Die Geschichte, mit der Khaled Omar Harrah im Sommer 2014 bekannt wurde, war eine Geschichte der Hoffnung - auch, wenn das Wort vielen Menschen in Aleppo schon fremd geworden war. Ein Video zeigte den damals 29-Jährigen in leicht verwackelten 38 Sekunden, wie er einen Säugling mit bloßen Händen aus dem Trümmerstaub nach einem Bombenangriff grub. Der Rest war Geschrei: Erst brüllte das Baby, dann riefen die Umstehenden "Allahu akbar", Gott ist groß - nicht als Kampfesruf, sondern, um ihre Erleichterung und ihr Staunen über das Wunder auszudrücken.

Harrah war ein Mitglied der "Civil Defense Forces", die auch unter dem Namen "Weißhelme" bekannt sind. Die Gruppe steht im grausamen Krieg um Aleppo zwischen den Truppen des syrischen Präsidenten Baschar al-Assad und den Rebellen an vorderster Front. Nicht etwa, um mit Waffen zu kämpfen, sondern im Gegenteil, um den zivilen Opfern zu helfen. Die Weißhelme gehen unmittelbar nach oder gar während Angriffen hinaus, um in den Trümmern nach Überlebenden zu suchen. Nach eigenen Angaben haben sie schon fast 60 000 Menschen das Leben gerettet.

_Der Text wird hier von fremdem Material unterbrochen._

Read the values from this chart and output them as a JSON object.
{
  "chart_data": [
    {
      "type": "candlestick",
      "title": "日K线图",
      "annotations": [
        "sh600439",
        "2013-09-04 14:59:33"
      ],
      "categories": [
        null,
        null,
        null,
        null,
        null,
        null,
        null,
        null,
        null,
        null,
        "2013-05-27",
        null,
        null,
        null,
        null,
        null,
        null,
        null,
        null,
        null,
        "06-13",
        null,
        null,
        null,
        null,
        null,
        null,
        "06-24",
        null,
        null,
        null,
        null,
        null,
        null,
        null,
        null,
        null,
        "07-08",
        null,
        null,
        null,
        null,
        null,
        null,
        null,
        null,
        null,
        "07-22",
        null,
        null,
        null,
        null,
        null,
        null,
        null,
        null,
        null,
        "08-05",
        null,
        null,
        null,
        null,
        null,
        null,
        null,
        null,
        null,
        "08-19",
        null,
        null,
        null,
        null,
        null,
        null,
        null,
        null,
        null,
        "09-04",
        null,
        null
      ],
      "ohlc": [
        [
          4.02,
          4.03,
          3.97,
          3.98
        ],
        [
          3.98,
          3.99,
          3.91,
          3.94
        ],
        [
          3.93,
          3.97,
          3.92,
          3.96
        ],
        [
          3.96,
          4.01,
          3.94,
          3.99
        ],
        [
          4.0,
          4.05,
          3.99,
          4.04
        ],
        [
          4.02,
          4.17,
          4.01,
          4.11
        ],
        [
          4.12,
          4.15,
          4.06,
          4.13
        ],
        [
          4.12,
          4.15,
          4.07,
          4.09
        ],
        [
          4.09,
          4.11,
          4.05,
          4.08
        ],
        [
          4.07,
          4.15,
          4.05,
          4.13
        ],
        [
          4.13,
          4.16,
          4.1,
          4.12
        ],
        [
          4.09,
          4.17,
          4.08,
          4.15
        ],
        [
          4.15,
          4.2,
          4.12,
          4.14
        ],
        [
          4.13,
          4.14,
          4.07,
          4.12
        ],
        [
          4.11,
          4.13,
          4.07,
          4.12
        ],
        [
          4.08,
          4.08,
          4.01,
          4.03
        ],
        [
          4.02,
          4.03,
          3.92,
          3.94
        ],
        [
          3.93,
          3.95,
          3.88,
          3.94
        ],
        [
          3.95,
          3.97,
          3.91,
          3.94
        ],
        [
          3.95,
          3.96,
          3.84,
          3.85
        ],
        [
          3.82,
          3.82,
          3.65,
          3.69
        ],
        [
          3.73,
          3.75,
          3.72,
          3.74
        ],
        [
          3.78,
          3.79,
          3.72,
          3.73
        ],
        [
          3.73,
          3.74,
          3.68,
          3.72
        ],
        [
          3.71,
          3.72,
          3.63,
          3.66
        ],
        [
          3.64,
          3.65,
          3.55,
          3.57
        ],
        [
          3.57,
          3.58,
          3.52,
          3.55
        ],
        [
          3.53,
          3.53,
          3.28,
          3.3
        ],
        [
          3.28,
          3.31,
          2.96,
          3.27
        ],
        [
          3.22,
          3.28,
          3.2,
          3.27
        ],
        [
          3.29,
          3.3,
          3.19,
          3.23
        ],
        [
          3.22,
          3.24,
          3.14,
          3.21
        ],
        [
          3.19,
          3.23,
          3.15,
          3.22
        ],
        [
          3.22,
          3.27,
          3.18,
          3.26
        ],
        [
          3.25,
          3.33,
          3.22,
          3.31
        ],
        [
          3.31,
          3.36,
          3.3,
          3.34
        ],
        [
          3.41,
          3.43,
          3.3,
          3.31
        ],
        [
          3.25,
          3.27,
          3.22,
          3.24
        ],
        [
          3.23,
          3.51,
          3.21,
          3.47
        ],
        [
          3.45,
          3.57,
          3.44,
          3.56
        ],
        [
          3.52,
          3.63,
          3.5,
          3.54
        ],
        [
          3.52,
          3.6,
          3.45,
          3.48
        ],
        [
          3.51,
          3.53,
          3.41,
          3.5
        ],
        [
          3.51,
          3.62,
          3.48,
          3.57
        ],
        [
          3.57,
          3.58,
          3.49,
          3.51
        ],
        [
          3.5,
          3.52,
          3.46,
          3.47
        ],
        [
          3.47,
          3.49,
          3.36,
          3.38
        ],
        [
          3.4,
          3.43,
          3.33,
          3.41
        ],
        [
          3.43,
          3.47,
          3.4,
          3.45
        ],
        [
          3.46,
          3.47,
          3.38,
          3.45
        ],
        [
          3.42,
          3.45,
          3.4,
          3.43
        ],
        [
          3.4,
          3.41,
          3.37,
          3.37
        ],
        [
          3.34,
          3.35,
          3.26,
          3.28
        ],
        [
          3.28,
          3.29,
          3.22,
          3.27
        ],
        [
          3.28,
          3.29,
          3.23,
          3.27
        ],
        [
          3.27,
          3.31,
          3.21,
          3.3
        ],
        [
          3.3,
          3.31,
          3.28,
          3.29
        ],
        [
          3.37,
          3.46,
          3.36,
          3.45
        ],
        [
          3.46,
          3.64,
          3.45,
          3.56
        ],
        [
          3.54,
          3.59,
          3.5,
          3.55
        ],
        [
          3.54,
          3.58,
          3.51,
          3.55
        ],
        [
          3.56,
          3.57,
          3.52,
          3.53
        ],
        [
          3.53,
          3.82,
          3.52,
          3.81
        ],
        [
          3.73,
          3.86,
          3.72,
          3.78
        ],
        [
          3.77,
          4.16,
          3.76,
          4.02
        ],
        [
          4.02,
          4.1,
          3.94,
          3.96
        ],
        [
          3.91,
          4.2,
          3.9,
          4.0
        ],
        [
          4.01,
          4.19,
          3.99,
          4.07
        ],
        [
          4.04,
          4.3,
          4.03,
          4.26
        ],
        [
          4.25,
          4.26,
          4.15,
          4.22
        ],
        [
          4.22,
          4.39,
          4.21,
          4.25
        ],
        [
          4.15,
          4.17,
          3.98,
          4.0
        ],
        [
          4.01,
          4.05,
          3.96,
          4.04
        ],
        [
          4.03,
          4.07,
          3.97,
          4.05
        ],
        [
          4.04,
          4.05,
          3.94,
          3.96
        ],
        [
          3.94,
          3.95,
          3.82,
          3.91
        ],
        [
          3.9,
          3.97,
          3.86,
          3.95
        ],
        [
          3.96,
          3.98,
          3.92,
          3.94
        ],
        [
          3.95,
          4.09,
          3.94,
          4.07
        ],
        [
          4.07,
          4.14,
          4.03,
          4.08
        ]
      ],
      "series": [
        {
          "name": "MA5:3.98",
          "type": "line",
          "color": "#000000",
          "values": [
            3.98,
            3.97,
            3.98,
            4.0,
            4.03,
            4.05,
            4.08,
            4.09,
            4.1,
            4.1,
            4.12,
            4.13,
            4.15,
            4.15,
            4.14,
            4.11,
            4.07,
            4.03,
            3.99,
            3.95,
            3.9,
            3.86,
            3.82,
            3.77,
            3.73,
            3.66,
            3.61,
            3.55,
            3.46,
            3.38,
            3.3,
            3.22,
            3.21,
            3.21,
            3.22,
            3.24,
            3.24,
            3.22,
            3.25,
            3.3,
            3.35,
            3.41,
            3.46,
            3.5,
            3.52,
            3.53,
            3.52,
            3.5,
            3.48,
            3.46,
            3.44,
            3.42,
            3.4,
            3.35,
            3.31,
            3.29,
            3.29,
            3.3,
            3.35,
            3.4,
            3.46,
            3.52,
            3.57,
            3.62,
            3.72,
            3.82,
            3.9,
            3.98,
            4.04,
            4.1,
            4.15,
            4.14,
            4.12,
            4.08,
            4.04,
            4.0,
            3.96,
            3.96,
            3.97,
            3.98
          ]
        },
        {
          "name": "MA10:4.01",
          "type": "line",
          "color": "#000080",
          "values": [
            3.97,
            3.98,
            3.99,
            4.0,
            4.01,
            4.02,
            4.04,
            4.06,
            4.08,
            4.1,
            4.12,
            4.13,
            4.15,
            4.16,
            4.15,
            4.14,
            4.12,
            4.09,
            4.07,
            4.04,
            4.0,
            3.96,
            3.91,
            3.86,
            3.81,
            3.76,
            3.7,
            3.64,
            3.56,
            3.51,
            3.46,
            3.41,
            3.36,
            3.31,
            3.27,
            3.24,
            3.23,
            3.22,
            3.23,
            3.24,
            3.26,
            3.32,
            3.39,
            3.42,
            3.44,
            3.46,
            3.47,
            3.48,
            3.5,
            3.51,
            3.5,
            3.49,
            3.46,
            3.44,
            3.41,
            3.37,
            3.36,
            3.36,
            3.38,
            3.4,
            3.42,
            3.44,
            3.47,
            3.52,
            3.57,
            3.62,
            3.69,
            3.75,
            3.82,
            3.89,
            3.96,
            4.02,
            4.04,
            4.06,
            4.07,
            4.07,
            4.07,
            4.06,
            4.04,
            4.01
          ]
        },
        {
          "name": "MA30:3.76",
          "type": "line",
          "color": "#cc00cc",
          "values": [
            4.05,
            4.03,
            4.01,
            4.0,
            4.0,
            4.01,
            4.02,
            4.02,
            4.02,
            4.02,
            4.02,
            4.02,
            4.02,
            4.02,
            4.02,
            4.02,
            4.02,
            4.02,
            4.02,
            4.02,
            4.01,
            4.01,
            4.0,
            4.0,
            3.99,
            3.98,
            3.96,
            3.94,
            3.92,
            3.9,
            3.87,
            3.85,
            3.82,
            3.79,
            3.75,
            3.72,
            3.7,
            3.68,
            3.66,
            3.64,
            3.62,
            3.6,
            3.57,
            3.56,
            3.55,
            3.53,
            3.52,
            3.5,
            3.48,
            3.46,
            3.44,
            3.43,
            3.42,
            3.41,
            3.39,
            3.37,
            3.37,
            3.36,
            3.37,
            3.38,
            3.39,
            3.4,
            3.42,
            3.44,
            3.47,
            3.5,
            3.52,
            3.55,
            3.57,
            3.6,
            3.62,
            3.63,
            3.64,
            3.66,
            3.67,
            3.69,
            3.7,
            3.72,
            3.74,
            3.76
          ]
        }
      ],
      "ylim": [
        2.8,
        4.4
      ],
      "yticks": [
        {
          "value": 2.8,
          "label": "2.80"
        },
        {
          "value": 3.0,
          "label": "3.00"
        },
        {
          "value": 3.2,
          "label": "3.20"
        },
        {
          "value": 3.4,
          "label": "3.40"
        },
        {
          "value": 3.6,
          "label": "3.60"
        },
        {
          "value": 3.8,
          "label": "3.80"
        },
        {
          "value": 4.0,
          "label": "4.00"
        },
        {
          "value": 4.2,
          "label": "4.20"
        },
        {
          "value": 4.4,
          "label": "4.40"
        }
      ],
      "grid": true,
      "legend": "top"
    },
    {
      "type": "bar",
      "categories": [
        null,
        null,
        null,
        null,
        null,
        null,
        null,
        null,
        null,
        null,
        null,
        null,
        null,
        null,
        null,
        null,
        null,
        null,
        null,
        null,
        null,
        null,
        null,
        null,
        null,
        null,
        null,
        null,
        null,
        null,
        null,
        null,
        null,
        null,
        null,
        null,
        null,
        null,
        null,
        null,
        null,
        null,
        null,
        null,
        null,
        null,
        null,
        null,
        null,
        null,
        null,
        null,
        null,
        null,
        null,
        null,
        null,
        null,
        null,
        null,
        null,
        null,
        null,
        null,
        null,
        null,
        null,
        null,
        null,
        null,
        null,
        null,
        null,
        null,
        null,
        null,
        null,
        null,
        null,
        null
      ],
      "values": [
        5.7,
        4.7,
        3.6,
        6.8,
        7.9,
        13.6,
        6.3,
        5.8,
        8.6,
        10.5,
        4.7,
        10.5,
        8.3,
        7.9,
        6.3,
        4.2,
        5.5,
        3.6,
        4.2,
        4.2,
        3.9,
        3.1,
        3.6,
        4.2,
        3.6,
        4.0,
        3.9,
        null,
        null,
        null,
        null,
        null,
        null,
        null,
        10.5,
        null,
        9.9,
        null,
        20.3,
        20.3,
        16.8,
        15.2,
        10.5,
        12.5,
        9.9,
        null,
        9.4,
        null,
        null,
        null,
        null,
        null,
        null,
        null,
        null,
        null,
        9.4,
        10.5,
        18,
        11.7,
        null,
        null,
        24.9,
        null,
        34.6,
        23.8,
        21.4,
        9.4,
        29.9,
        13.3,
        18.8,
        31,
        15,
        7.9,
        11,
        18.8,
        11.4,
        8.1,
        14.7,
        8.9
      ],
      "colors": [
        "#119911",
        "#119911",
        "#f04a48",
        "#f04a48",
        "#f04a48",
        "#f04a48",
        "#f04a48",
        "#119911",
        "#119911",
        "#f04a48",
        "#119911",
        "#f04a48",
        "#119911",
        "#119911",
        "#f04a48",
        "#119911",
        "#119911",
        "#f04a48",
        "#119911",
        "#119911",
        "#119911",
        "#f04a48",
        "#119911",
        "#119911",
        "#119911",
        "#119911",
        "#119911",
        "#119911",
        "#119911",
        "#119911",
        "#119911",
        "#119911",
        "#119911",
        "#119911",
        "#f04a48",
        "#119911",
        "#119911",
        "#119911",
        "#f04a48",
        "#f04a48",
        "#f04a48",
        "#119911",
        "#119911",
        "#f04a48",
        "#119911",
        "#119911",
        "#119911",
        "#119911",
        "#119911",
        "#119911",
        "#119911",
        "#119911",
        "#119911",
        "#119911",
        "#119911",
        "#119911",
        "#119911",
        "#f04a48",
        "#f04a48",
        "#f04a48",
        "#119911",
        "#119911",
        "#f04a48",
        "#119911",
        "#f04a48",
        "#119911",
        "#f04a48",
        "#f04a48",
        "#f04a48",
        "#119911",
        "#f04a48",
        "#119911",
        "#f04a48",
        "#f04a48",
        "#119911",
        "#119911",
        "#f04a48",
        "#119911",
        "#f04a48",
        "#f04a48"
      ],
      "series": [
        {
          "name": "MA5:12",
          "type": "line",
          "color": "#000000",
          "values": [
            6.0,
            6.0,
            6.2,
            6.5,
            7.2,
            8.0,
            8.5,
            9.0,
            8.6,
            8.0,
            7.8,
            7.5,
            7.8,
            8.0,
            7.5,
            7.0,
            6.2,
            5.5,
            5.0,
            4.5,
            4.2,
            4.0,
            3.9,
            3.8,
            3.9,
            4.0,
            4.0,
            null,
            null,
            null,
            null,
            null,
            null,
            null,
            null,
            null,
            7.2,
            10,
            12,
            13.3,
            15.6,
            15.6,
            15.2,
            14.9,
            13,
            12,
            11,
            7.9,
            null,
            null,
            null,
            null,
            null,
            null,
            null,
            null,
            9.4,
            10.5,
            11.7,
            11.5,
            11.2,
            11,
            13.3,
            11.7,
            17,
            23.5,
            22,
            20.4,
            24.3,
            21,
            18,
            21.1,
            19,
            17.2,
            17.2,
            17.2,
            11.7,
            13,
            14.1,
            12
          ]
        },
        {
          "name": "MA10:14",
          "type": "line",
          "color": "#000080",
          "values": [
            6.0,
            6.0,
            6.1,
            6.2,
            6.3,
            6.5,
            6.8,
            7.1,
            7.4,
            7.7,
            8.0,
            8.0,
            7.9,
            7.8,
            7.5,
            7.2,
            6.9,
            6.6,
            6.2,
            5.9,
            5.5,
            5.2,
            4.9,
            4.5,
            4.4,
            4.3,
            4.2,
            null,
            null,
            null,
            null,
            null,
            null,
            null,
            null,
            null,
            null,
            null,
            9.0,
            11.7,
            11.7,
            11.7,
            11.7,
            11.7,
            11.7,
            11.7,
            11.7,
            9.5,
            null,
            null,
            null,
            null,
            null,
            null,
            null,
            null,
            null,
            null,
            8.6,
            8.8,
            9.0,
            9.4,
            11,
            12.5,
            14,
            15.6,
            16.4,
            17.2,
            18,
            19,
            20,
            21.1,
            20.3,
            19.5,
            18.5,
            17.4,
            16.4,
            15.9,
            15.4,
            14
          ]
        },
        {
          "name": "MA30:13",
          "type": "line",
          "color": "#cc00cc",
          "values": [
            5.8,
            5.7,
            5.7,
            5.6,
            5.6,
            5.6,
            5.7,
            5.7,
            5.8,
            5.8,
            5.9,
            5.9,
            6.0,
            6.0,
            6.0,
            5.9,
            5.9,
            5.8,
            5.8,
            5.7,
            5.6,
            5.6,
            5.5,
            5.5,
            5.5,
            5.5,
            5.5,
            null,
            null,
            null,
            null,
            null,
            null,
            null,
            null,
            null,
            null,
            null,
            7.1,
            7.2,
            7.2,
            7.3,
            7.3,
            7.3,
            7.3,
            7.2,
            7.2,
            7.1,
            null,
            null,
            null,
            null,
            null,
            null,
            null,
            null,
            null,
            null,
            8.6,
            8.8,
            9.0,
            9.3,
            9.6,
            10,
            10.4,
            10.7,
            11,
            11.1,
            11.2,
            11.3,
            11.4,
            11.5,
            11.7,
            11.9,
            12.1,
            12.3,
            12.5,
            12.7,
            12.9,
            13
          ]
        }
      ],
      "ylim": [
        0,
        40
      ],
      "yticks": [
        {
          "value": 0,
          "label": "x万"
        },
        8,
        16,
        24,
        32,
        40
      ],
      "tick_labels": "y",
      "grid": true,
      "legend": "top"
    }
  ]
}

"Für mich ist das der echte Dschihad"

An jenem Tag im Juni 2014 hatte Harrah eigentlich schon aufgegeben. Neun Stunden hatte er in den Trümmern eines Wohnhauses nach dem erst zehn Tage alten Mahmud Ibildi gesucht, als er sich völlig erschöpft auf den Boden legte, um sich auszuruhen. "Ich dachte, ich würde halluzinieren, so müde war ich", erinnerte sich Harrah später im Interview mit dem Onlinemagazin vocativ. "Ich rief einen Freund: Hör mal, leg' dein Ohr an diese Stelle. Ich glaube, ich höre das Baby!" Harrah grub weiter, stemmte Betontrümmer mit Wagenhebern in die Höhe, hatte bei fast jeder Bewegung Angst, den kleinen Mahmud unabsichtlich zu zerquetschen. Nach weiteren drei Stunden Arbeit filmte ein Helfer die 38 Sekunden, die Harrah berühmt und die Tragödie Aleppos für kurze Zeit weltweit wieder etwas präsenter machten.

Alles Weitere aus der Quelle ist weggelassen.